I’ve spent a lot of time in the last week strolling around Paris, eating long meals at cafes, stopping in little shops, wandering through cathedrals, sitting on park benches, and generally enjoying the aesthetic pleasures of the world’s most beautiful day-to-day culture.
So it was a shock to the system to enter the cavernous Palais des Congress, with its blank-faced modernity, and sit in conference rooms listening to functionaries from government and business recite PowerPoint presentations on their five-phase action plans, three-part performance contracts, and seven-stage technology development strategies. It’s great, mind you, to see this kind of work, but the proceedings are so divorced from the city and culture around them, so devoid of poetry or vision or joy. So bloodless.
This, it seems to me, is the great shortcoming in the push for efficiency. The word itself reeks of sterile technocracy. It envisions communal life as a business process, purely a practical matter, to be stripped of ornamentation, trimmed and tucked, standardized and expedited. It’s no wonder advocates have such a hard time getting it the prominence it deserves on the public agenda, no wonder it hasn’t captured the public imagination.
Several speakers noted the fact in different ways, lamenting that efficiency is “boring,” pleading with the attendees to be “passionate.” One, EU parliamentarian Claude Turmes, spoke plaintively of the need to make energy efficiency “sexy.”
But efficiency and sex are antithetical. Sex is voluptuous and beautiful, virile and messy — anything but efficient. If sexiness is not efficient, why should the converse be true?
What’s needed is not just a new term (please lord, not another “climate change” vs. “global warming”). What’s needed is a new vision, a new way of thinking about what efficiency advocates are really after.
Architect William McDonough, who frequently makes a similar point, has suggested “energy effectiveness.” Unless you have 10 minutes for McDonough to explain what that means, though, I doubt it’s going to do much for you; the connotations aren’t much better.
In passing, Turmes himself suggested what struck me as a promising alternative: “resource intelligence.”

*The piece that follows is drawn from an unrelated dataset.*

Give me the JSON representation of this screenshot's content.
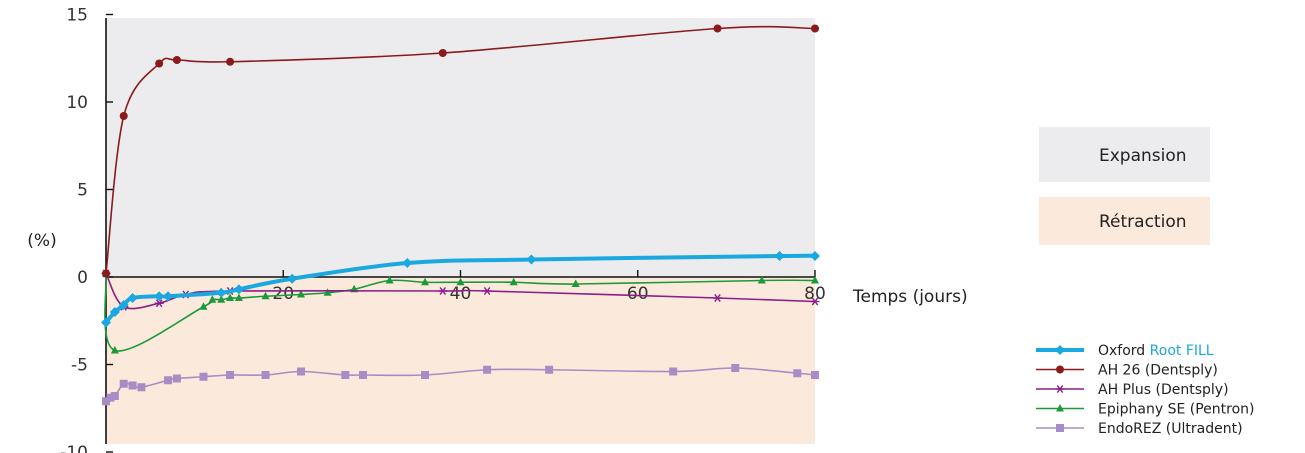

I’ll have to think about it more, but at first blush I like it — at least it has a spark of humanity. “Intelligence” carries connotations not only of adeptness but of sophistication and even elegance. After all, there’s something marvelous about how a mind like, say, Einstein’s took what seemed like a jumble of parts and derived compact, holistic explanations out of them. Intelligence doesn’t imply less, like efficiency, but better. And that’s what people want — not less, but better.
Consider McDonough’s frequent example: is a tree “efficient”? No, it grows far more leaves/acorns/branches than it needs and scatters them everywhere. But the tree itself is an intelligent integration of a system into a larger system. There is no waste. When you understand the elegance and intelligence behind the beauty, there’s real resonance, even, dare I say, a kind of passion.
Now, imagine you live in a house that gathers rainwater and captures, cleans, and recycles 100% of the water used in it. In that house, you do not need to use less water; the house’s design provides you with an abundance! The water is not used in a miserly way, but in an intelligent way.
Efficiency implies scrimping and trimming and subjecting every move to a cold cost-benefit analysis. Intelligence, like nature, leaves room for beauty and abundance and progress.
I realize the ship has sailed. I won’t be able to single-handedly engineer a change in usage. But for my part, I’m going to try to talk less about efficiency and more about intelligence, because that’s what this evolution is really about: substituting intelligence for brute force.
Only an economist could wish for Paris to be more efficient. But a Paris that uses its resources more wisely, that allows for guilt-free abundance, is something even a wine-guzzling aesthete like me can support.